Sen. Henry Cabot Lodge Jr. (Rep., Mass.) has introduced a joint resolution proposing a Constitutional amendment providing for the popular election of the President and Vice President of the United States.
His resolution, which is one of several steps proposed, would abolish the obsolete electoral college which makes possible the election of a man as President who has not received a majority or plurality of the popular vote. Students of politics are of the opinion that the Federal election system is in need of reform.
One aspect of this question is the value of votes cast in a Presidential election in different States. The votes of people living where colored people are disfranchised, count for more than the votes of people living in States where minorities vote under the prescribed general qualifications.
Unfair Ratio
For example: One vote in South Carolina is equivalent to 12.08 votes in Illinois, 11.77 in California, 11.25 in New York, 10.71 in Indiana, 10.60 in Ohio, 10.24 in New Jersey, 9.69 in Michigan, 9.07 in Pennsylvania, 8.67 in Connecticut and 8.50 in Delaware.

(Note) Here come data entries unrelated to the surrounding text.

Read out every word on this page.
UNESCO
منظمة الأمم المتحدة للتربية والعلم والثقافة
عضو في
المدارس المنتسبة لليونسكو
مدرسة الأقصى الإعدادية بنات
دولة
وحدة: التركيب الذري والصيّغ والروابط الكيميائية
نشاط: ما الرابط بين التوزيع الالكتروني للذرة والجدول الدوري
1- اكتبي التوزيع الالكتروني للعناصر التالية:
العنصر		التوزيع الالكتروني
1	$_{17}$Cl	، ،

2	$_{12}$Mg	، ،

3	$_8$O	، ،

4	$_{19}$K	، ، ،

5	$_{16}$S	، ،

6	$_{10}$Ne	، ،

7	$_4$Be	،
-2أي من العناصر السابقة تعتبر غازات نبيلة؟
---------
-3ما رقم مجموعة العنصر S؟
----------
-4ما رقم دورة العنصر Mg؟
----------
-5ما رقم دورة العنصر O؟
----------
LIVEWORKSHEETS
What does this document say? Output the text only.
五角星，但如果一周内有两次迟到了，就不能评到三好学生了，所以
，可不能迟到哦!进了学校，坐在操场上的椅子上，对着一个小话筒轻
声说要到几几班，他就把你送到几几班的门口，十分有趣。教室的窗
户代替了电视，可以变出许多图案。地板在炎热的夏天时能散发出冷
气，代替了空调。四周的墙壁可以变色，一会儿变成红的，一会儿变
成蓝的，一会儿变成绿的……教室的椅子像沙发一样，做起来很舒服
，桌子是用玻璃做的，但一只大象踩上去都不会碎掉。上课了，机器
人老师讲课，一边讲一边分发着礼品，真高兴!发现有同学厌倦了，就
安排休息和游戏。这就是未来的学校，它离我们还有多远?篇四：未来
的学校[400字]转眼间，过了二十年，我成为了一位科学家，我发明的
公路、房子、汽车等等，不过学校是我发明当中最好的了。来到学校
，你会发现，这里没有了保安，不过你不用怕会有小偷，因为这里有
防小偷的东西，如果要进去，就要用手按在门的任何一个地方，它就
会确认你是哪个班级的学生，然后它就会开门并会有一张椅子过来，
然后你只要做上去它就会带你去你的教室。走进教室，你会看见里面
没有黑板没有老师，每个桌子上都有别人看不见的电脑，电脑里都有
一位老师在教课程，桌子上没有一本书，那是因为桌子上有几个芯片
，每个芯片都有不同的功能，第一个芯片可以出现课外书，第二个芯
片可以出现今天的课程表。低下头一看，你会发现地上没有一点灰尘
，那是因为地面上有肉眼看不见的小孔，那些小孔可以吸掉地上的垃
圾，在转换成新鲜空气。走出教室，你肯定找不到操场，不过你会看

On the other hand, in States where the colored vote is suppressed, there is a similarity in the value of one vote as compared with one vote in South Carolina.

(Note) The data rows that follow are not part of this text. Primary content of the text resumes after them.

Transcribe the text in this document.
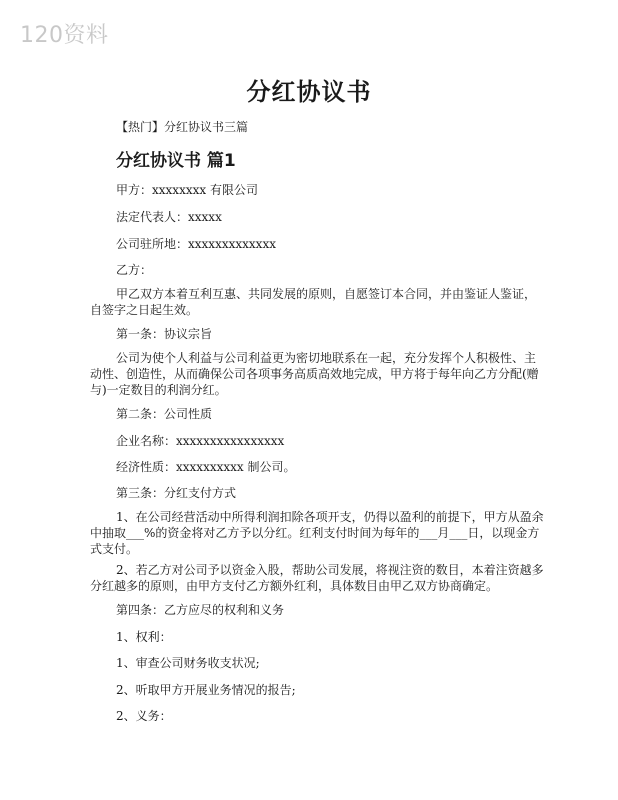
120资料
分红协议书
【热门】分红协议书三篇
分红协议书 篇1
甲方：xxxxxxxx 有限公司
法定代表人：xxxxx
公司驻所地：xxxxxxxxxxxxx
乙方：
甲乙双方本着互利互惠、共同发展的原则，自愿签订本合同，并由鉴证人鉴证，自签字之日起生效。
第一条：协议宗旨
公司为使个人利益与公司利益更为密切地联系在一起，充分发挥个人积极性、主动性、创造性，从而确保公司各项事务高质高效地完成，甲方将于每年向乙方分配(赠与)一定数目的利润分红。
第二条：公司性质
企业名称：xxxxxxxxxxxxxxxx
经济性质：xxxxxxxxxx 制公司。
第三条：分红支付方式
1、在公司经营活动中所得利润扣除各项开支，仍得以盈利的前提下，甲方从盈余中抽取___%的资金将对乙方予以分红。红利支付时间为每年的___月___日，以现金方式支付。
2、若乙方对公司予以资金入股，帮助公司发展，将视注资的数目，本着注资越多分红越多的原则，由甲方支付乙方额外红利，具体数目由甲乙双方协商确定。
第四条：乙方应尽的权利和义务
1、权利：
1、审查公司财务收支状况;
2、听取甲方开展业务情况的报告;
2、义务：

For example: One vote in South Carolina is equal to 1.86 in Alabama, 2.27 in Georgia, 1.51 in Mississippi, 3.56 in Tennessee, 3.70 in Texas, and 2.12 in Virginia.
In 1944 South Carolina had one electoral vote for each 11,893 votes cast, while New York had one electoral vote for each 133,869 votes cast. That inequality makes one South Carolina vote count for as much as 11 New York votes in electing a President.

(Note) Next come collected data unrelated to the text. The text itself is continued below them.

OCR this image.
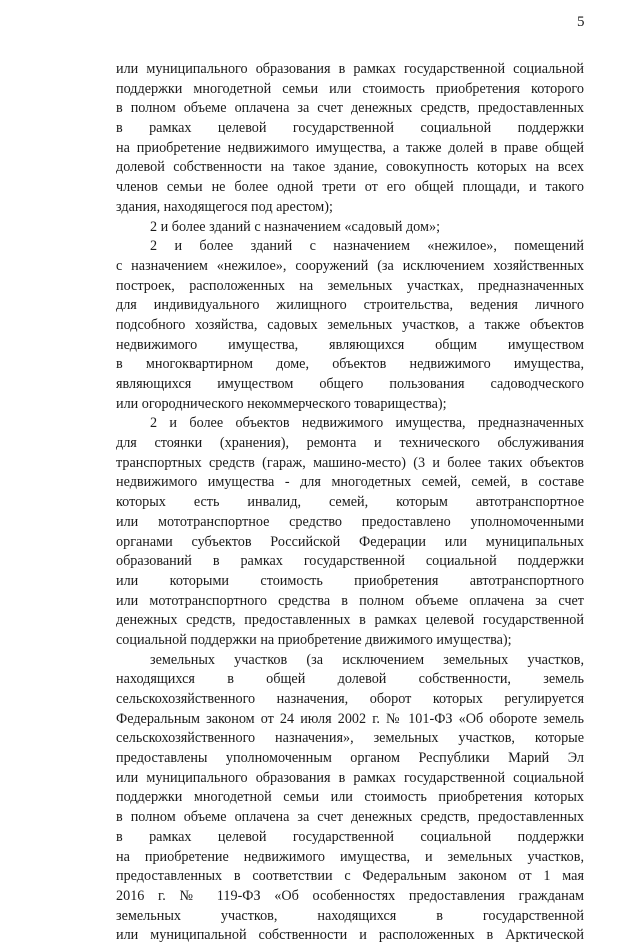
5
или муниципального образования в рамках государственной социальной
поддержки многодетной семьи или стоимость приобретения которого
в полном объеме оплачена за счет денежных средств, предоставленных
в рамках целевой государственной социальной поддержки
на приобретение недвижимого имущества, а также долей в праве общей
долевой собственности на такое здание, совокупность которых на всех
членов семьи не более одной трети от его общей площади, и такого
здания, находящегося под арестом);
2 и более зданий с назначением «садовый дом»;
2 и более зданий с назначением «нежилое», помещений
с назначением «нежилое», сооружений (за исключением хозяйственных
построек, расположенных на земельных участках, предназначенных
для индивидуального жилищного строительства, ведения личного
подсобного хозяйства, садовых земельных участков, а также объектов
недвижимого имущества, являющихся общим имуществом
в многоквартирном доме, объектов недвижимого имущества,
являющихся имуществом общего пользования садоводческого
или огороднического некоммерческого товарищества);
2 и более объектов недвижимого имущества, предназначенных
для стоянки (хранения), ремонта и технического обслуживания
транспортных средств (гараж, машино-место) (3 и более таких объектов
недвижимого имущества - для многодетных семей, семей, в составе
которых есть инвалид, семей, которым автотранспортное
или мототранспортное средство предоставлено уполномоченными
органами субъектов Российской Федерации или муниципальных
образований в рамках государственной социальной поддержки
или которыми стоимость приобретения автотранспортного
или мототранспортного средства в полном объеме оплачена за счет
денежных средств, предоставленных в рамках целевой государственной
социальной поддержки на приобретение движимого имущества);
земельных участков (за исключением земельных участков,
находящихся в общей долевой собственности, земель
сельскохозяйственного назначения, оборот которых регулируется
Федеральным законом от 24 июля 2002 г. № 101-ФЗ «Об обороте земель
сельскохозяйственного назначения», земельных участков, которые
предоставлены уполномоченным органом Республики Марий Эл
или муниципального образования в рамках государственной социальной
поддержки многодетной семьи или стоимость приобретения которых
в полном объеме оплачена за счет денежных средств, предоставленных
в рамках целевой государственной социальной поддержки
на приобретение недвижимого имущества, и земельных участков,
предоставленных в соответствии с Федеральным законом от 1 мая
2016 г. № 119-ФЗ «Об особенностях предоставления гражданам
земельных участков, находящихся в государственной
или муниципальной собственности и расположенных в Арктической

3 Elected by Minority Vote
It is doubtful that the electoral college has ever worked as the framers of the Constitution thought it would. Original intention was that a small group of public-spirited men would judiciously pick the man best suited for the office. However, it has made possible the election of a president by a minority vote of the people.
Senator Lodge gave three instances of the election of a President by a minority vote: that of John Quincy Adams, Rutherford B. Hayes and Benjamin Harrison.
Poll Tax Matter
If the electoral college should be abolished for election by direct vote, a vote in South Carolina would count for no more than a vote in any other State. Mooreover, it should prove an incentive to States to get out the vote.
Instead of passing “white primary” laws to keep the minority voter from voting in Democratic State primaries, those States would probably offer some inducements to colored people to support national party candidates. The poll tax would probably be abolished by the seven Southern States where this anachronism still exists.
Source: Louis Lautier, “One Vote in Dixie Equals 11 in New York, Survey Shows: Sen. Lodge Seeks Amendment Providing for Popular Election of President; Resolution Calls for Abolition of Electoral College; States’ Votes Would Rate the Same,” Afro-American, April 5, 1947, p. 7.